Of course the missionary took it like Johnny in the movie Airplane and thought “I can make a hat, a coat, a vest, a blanket…”

I’m sure he knew the priest would take it that way, but we know that’s not what he meant. Heck, maybe he even knew destroying the beaver would destroy the land and thought, if you’re going to steal my home then hey, I’m at least going to ruin it.

Cree artist Kent Monkman captures the ambiguity of the beaver as a national symbol in his 2016 painting Les Castors du Roi.

But Cree artist Kent Monkman captured the essence of the ambiguity of the beaver as a national symbol. In a parody of, and ironic commentary on, different genres of art, Monkman’s 2016 painting Les Castors du Roi riffs off relevant images, including fanciful historical depictions, of the beaver. French and Indigenous hunters savagely murder the beaver with spears, daggers, leg-hold traps and guns, while church representatives stand idly by. On the right of the canvas, an anthropomorphized beaver prays to a Christian God, while beaver spirits ascend toward heaven.

Of course we know that beavers hold their hands together like they are praying or saying grace when they eat, but other than that I appreciate the art analysis. This is a complex painting, and I like it better when I realize it’s ironic. Do you think we could get Kent to do one of the beavers slaughtering the fur-traders? Because that would really interest me.

On to a story which knows full what what that native meant when he said “the beaver makes everything“.

Iroquois Confederacy Timeline

“The Savages say the beaver is the animal well-beloved by the Europeans. I heard my Native host say one day jokingly, ‘Missi picoutau amiscou. The Beaver does everything perfectly well: it makes kettles, hatchets, swords, knives, bread. In short it makes everything.’ He was making sport of us Europeans. The English have no sense; they give us twenty knives like this for one Beaver skin.”

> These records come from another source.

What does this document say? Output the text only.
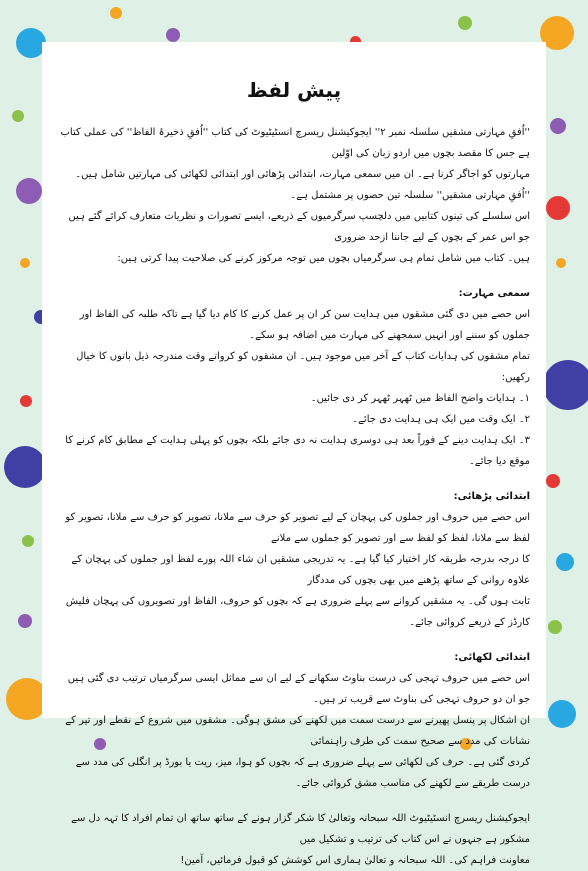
پیش لفظ

''اُفقِ مہارتی مشقیں سلسلہ نمبر ۲'' ایجوکیشنل ریسرچ انسٹیٹیوٹ کی کتاب ''اُفقِ ذخیرۂ الفاظ'' کی عملی کتاب ہے جس کا مقصد بچوں میں اردو زبان کی اوّلین

مہارتوں کو اجاگر کرنا ہے۔ ان میں سمعی مہارت، ابتدائی پڑھائی اور ابتدائی لکھائی کی مہارتیں شامل ہیں۔ ''اُفقِ مہارتی مشقیں'' سلسلہ تین حصوں پر مشتمل ہے۔

اس سلسلے کی تینوں کتابیں میں دلچسپ سرگرمیوں کے ذریعے، ایسے تصورات و نظریات متعارف کرائے گئے ہیں جو اس عمر کے بچوں کے لیے جاننا ازحد ضروری

ہیں۔ کتاب میں شامل تمام ہی سرگرمیاں بچوں میں توجہ مرکوز کرنے کی صلاحیت پیدا کرتی ہیں:

سمعی مہارت:

اس حصے میں دی گئی مشقوں میں ہدایت سن کر ان پر عمل کرنے کا کام دیا گیا ہے تاکہ طلبہ کی الفاظ اور جملوں کو سننے اور انہیں سمجھنے کی مہارت میں اضافہ ہو سکے۔

تمام مشقوں کی ہدایات کتاب کے آخر میں موجود ہیں۔ ان مشقوں کو کرواتے وقت مندرجہ ذیل باتوں کا خیال رکھیں:

۱۔ ہدایات واضح الفاظ میں ٹھہر ٹھہر کر دی جائیں۔

۲۔ ایک وقت میں ایک ہی ہدایت دی جائے۔

۳۔ ایک ہدایت دینے کے فوراً بعد ہی دوسری ہدایت نہ دی جائے بلکہ بچوں کو پہلی ہدایت کے مطابق کام کرنے کا موقع دیا جائے۔

ابتدائی پڑھائی:

اس حصے میں حروف اور جملوں کی پہچان کے لیے تصویر کو حرف سے ملانا، تصویر کو حرف سے ملانا، تصویر کو لفظ سے ملانا، لفظ کو لفظ سے اور تصویر کو جملوں سے ملانے

کا درجہ بدرجہ طریقہ کار اختیار کیا گیا ہے۔ یہ تدریجی مشقیں ان شاء اللہ پورے لفظ اور جملوں کی پہچان کے علاوہ روانی کے ساتھ پڑھنے میں بھی بچوں کی مددگار

ثابت ہوں گی۔ یہ مشقیں کروانے سے پہلے ضروری ہے کہ بچوں کو حروف، الفاظ اور تصویروں کی پہچان فلیش کارڈز کے ذریعے کروائی جائے۔

ابتدائی لکھائی:

اس حصے میں حروف تہجی کی درست بناوٹ سکھانے کے لیے ان سے مماثل ایسی سرگرمیاں ترتیب دی گئی ہیں جو ان دو حروف تہجی کی بناوٹ سے قریب تر ہیں۔

ان اشکال پر پنسل پھیرنے سے درست سمت میں لکھنے کی مشق ہوگی۔ مشقوں میں شروع کے نقطے اور تیر کے نشانات کی مدد سے صحیح سمت کی طرف راہنمائی

کردی گئی ہے۔ حرف کی لکھائی سے پہلے ضروری ہے کہ بچوں کو ہوا، میز، ریت یا بورڈ پر انگلی کی مدد سے درست طریقے سے لکھنے کی مناسب مشق کروائی جائے۔

ایجوکیشنل ریسرچ انسٹیٹیوٹ اللہ سبحانہ وتعالیٰ کا شکر گزار ہونے کے ساتھ ساتھ ان تمام افراد کا تہہ دل سے مشکور ہے جنہوں نے اس کتاب کی ترتیب و تشکیل میں

معاونت فراہم کی۔ اللہ سبحانہ و تعالیٰ ہماری اس کوشش کو قبول فرمائیں، آمین!
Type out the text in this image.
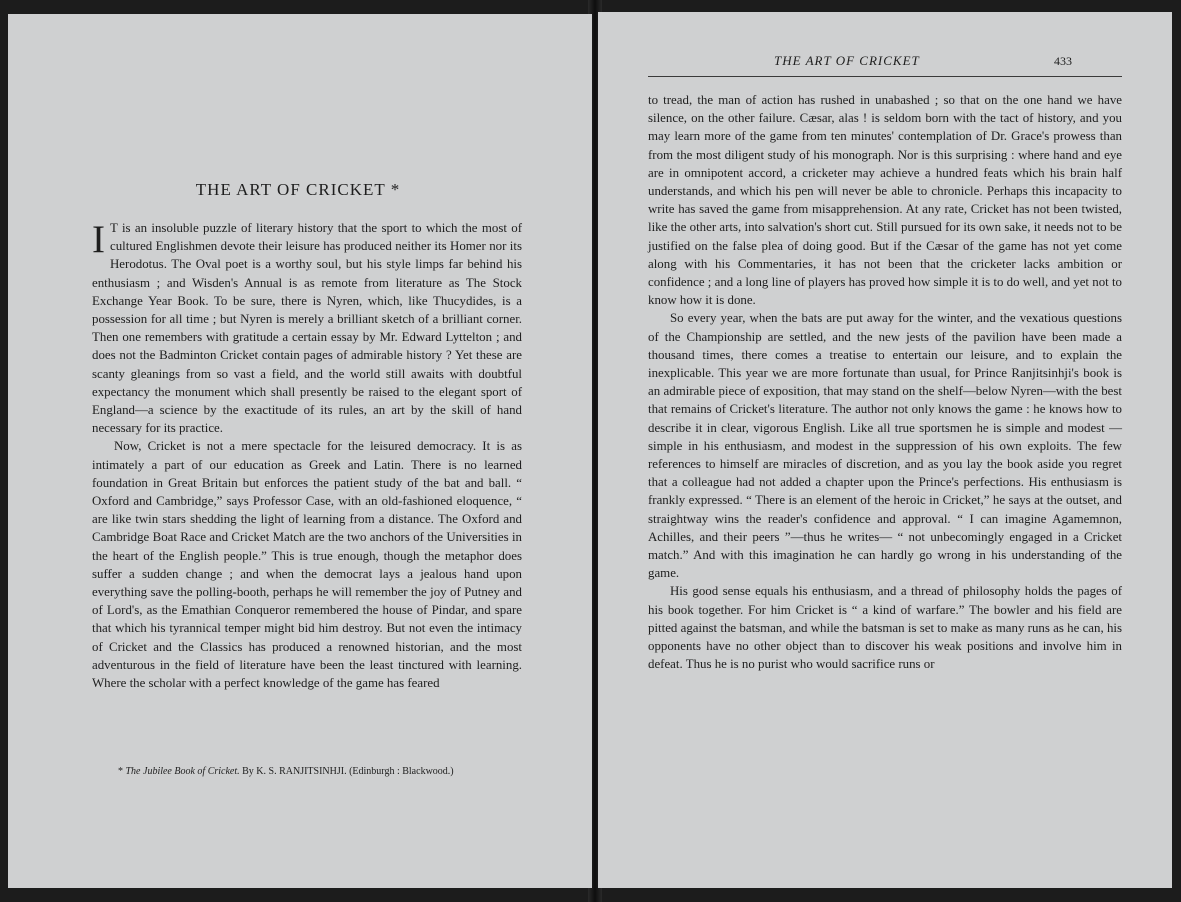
THE ART OF CRICKET *

I T is an insoluble puzzle of literary history that the sport to which the most of cultured Englishmen devote their leisure has produced neither its Homer nor its Herodotus. The Oval poet is a worthy soul, but his style limps far behind his enthusiasm ; and Wisden's Annual is as remote from literature as The Stock Exchange Year Book. To be sure, there is Nyren, which, like Thucydides, is a possession for all time ; but Nyren is merely a brilliant sketch of a brilliant corner. Then one remembers with gratitude a certain essay by Mr. Edward Lyttelton ; and does not the Badminton Cricket contain pages of admirable history ? Yet these are scanty gleanings from so vast a field, and the world still awaits with doubtful expectancy the monument which shall presently be raised to the elegant sport of England—a science by the exactitude of its rules, an art by the skill of hand necessary for its practice.

Now, Cricket is not a mere spectacle for the leisured democracy. It is as intimately a part of our education as Greek and Latin. There is no learned foundation in Great Britain but enforces the patient study of the bat and ball. “ Oxford and Cambridge,” says Professor Case, with an old-fashioned eloquence, “ are like twin stars shedding the light of learning from a distance. The Oxford and Cambridge Boat Race and Cricket Match are the two anchors of the Universities in the heart of the English people.” This is true enough, though the metaphor does suffer a sudden change ; and when the democrat lays a jealous hand upon everything save the polling-booth, perhaps he will remember the joy of Putney and of Lord's, as the Emathian Conqueror remembered the house of Pindar, and spare that which his tyrannical temper might bid him destroy. But not even the intimacy of Cricket and the Classics has produced a renowned historian, and the most adventurous in the field of literature have been the least tinctured with learning. Where the scholar with a perfect knowledge of the game has feared

* The Jubilee Book of Cricket. By K. S. RANJITSINHJI. (Edinburgh : Blackwood.)
THE ART OF CRICKET	433

to tread, the man of action has rushed in unabashed ; so that on the one hand we have silence, on the other failure. Cæsar, alas ! is seldom born with the tact of history, and you may learn more of the game from ten minutes' contemplation of Dr. Grace's prowess than from the most diligent study of his monograph. Nor is this surprising : where hand and eye are in omnipotent accord, a cricketer may achieve a hundred feats which his brain half understands, and which his pen will never be able to chronicle. Perhaps this incapacity to write has saved the game from misapprehension. At any rate, Cricket has not been twisted, like the other arts, into salvation's short cut. Still pursued for its own sake, it needs not to be justified on the false plea of doing good. But if the Cæsar of the game has not yet come along with his Commentaries, it has not been that the cricketer lacks ambition or confidence ; and a long line of players has proved how simple it is to do well, and yet not to know how it is done.

So every year, when the bats are put away for the winter, and the vexatious questions of the Championship are settled, and the new jests of the pavilion have been made a thousand times, there comes a treatise to entertain our leisure, and to explain the inexplicable. This year we are more fortunate than usual, for Prince Ranjitsinhji's book is an admirable piece of exposition, that may stand on the shelf—below Nyren—with the best that remains of Cricket's literature. The author not only knows the game : he knows how to describe it in clear, vigorous English. Like all true sportsmen he is simple and modest — simple in his enthusiasm, and modest in the suppression of his own exploits. The few references to himself are miracles of discretion, and as you lay the book aside you regret that a colleague had not added a chapter upon the Prince's perfections. His enthusiasm is frankly expressed. “ There is an element of the heroic in Cricket,” he says at the outset, and straightway wins the reader's confidence and approval. “ I can imagine Agamemnon, Achilles, and their peers ”—thus he writes— “ not unbecomingly engaged in a Cricket match.” And with this imagination he can hardly go wrong in his understanding of the game.

His good sense equals his enthusiasm, and a thread of philosophy holds the pages of his book together. For him Cricket is “ a kind of warfare.” The bowler and his field are pitted against the batsman, and while the batsman is set to make as many runs as he can, his opponents have no other object than to discover his weak positions and involve him in defeat. Thus he is no purist who would sacrifice runs or
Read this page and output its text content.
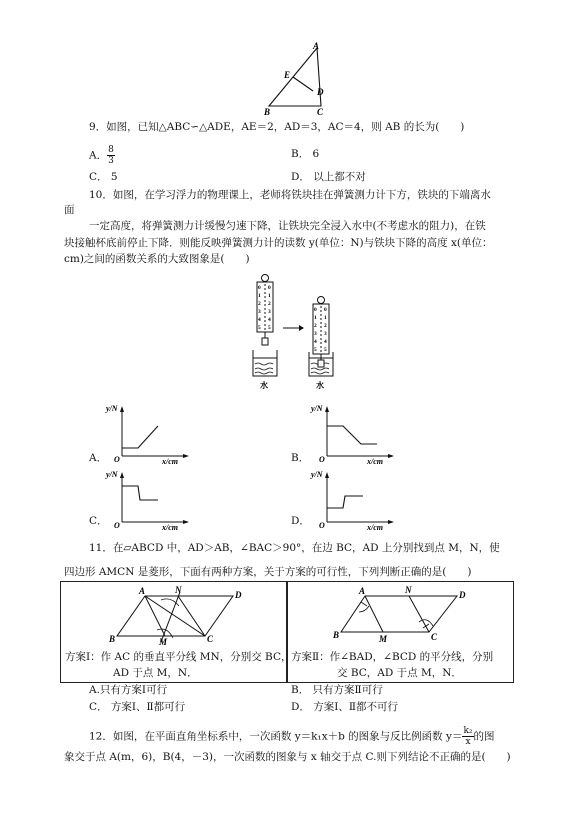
A
E
D
B	C
9．如图，已知△ABC∽△ADE，AE＝2，AD＝3，AC＝4，则 AB 的长为(　　)
A． $\frac{8}{3}$	B． 6
C． 5	D． 以上都不对
10．如图，在学习浮力的物理课上，老师将铁块挂在弹簧测力计下方，铁块的下端离水
面
一定高度，将弹簧测力计缓慢匀速下降，让铁块完全浸入水中(不考虑水的阻力)，在铁
块接触杯底前停止下降．则能反映弹簧测力计的读数 y(单位：N)与铁块下降的高度 x(单位：
cm)之间的函数关系的大致图象是(　　)
0 0
1 1
2 2
3 3
4 4
5 5
水
0 0
1 1
2 2
3 3
4 4
5 5
水
y/N
O	x/cm
A．
y/N
O	x/cm
B．
y/N
O	x/cm
C．
y/N
O	x/cm
D．
11．在▱ABCD 中，AD＞AB，∠BAC＞90°，在边 BC，AD 上分别找到点 M，N，使
四边形 AMCN 是菱形，下面有两种方案，关于方案的可行性，下列判断正确的是(　　)
A	N	D
B	M	C
方案Ⅰ：作 AC 的垂直平分线 MN，分别交 BC，
AD 于点 M，N．
A	N	D
B	M	C
方案Ⅱ：作∠BAD，∠BCD 的平分线，分别
交 BC，AD 于点 M，N．
A.只有方案Ⅰ可行	B． 只有方案Ⅱ可行
C． 方案Ⅰ、Ⅱ都可行	D． 方案Ⅰ、Ⅱ都不可行
12．如图，在平面直角坐标系中，一次函数 y＝k₁x＋b 的图象与反比例函数 $y= \frac{\text{k₂}}{x}$ 的图
象交于点 A(m，6)，B(4，－3)，一次函数的图象与 x 轴交于点 C.则下列结论不正确的是(　　)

– Father Paul Le Jeune, French Jesuit missionary in New France

Your Watershed column: A story of ecological restoration

Butler Creek is located in the White River National Forest at the headwaters of Rifle Creek. It is directly north of Rifle by about 16 miles, and “if you look at pictures from decades ago, Butler Creek was a mess,” said Clay Ramey of the U.S. Forest Service.

“The management practice back then was to actually spray herbicide down onto the willows along the stream so that there would be more water for grazing,” he recalled.

The Butler Creek grazing pasture, one of many pastures in a massive allotment, was modified to allow grazing only in the early summer when the willows don’t taste as sweet to the cattle as they do in the fall. Colorado Parks & Wildlife made a donation as well: the East Branch of Parachute Creek had plenty of beavers, and they figured they could gift some to the cause.

When the cows away, the beavers will – well think of something that rhymes with away but means build dams and store water and save fish.

“It’s really all about the beavers,” said Ramey. The entirety of Butler Creek used to be a series of beaver dams, and when they were chased away and died off, the dams broke, and the gradient of the creek changed to increase erosion.

“The dams of the beavers also keep water around for longer and raise the water table,” he said. The beaver dams will catch the sediment that suffocates downstream native fish populations.

“We plant the willows to give the beavers something to feed on and to build their dams out of. The willows are great anyways for their purpose of stabilizing the streambanks, but we’re hoping it’s the beavers that truly fix up the mess and bring ecological health back to Butler Creek.”

Yes it is. Because beavers make everything. An Innu hunter knew that 300 years ago, but it’s nice to see one branch of the federal government finally getting the message.

Recovery takes time, but within a year, positive changes are already happening.

“The beaver population is thriving, and the willows we transplanted have had a great survival rate, despite the dry summer,” said Nate Higginson, watershed specialist for the Middle Colorado Watershed Council. “We’ve seen Colorado River cutthroat trout spawning in the creek. Time will tell if they flourish, but at least they’re still there, and the entire ecology, from the grazing cattle to wildlife, benefit from this return to balance along Butler Creek.”

Move over and let the beaver do the work. Seems right to me.